Auschwitz-Prozess in Frankfurt:
Die Zeit des Aufwachens
Heute vor 40 Jahren
begann in Frankfurt am Main der Auschwitz-Prozess.
Recht gesprochen wurde über 22 Angeklagte wegen des Massenmordes in
Auschwitz. Das Verfahren gilt als Wendepunkt in der
bundesdeutschen Geschichte: Die Verbrechen der NS-Zeit ließen sich
nicht mehr verdrängen
Von Philipp Gessler
Ein Grauen in deutschen
Gerichtssälen. Ein "Kannibale", der nichts bereut, ein
Satanistenpaar, das mit Freude einen Mann rituell erschlägt, ein
Kinderschänderduo, das sich seiner Tat noch rühmt. Ist unsere
Gesellschaft vollends verroht? War jemals von ähnliche Brutalitäten
vor Richtern in der Bundesrepublik zu hören?
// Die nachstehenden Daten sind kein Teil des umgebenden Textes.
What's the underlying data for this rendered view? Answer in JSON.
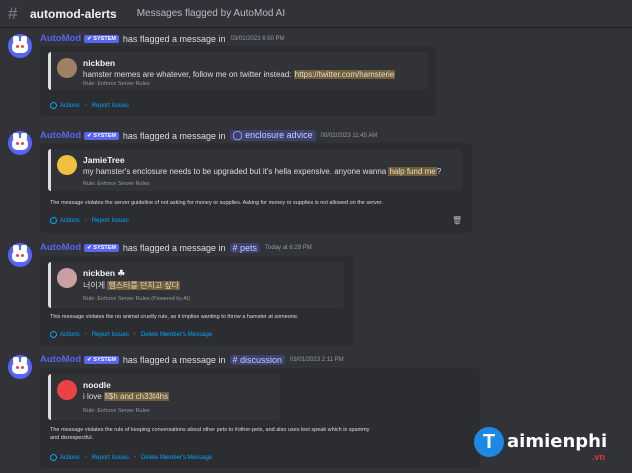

Wer dies verneint, sollte, wenn nicht
die Protokolle, so doch in Peter Weiss "Ermittlung" von 1965
nachlesen, was während des Auschwitz-Prozesses
festgestellt wurde. Es war ein Jahrhundertverfahren, das heute vor
40 Jahren im "Römer" in Frankfurt am Main begann - aber heute nur
noch den Älteren etwas zu sagen scheint. Worum ging es?
Wer den Auschwitz-Prozess
beobachten wollte, musste an einem Weihnachtsmarkt auf der "Guten
Stubb" vorbei, dem Platz vor dem "Römer", dem Frankfurter Rathaus.
In 183 Verhandlungstagen sprach das Gericht bis zum 20. August 1965
erst im geräumten Stadtparlament, dann im Bürgerhaus Gallus Recht
über 22 Angeklagte der Mordfabrik Auschwitz.
Dort wurden über eine Million Menschen umgebracht.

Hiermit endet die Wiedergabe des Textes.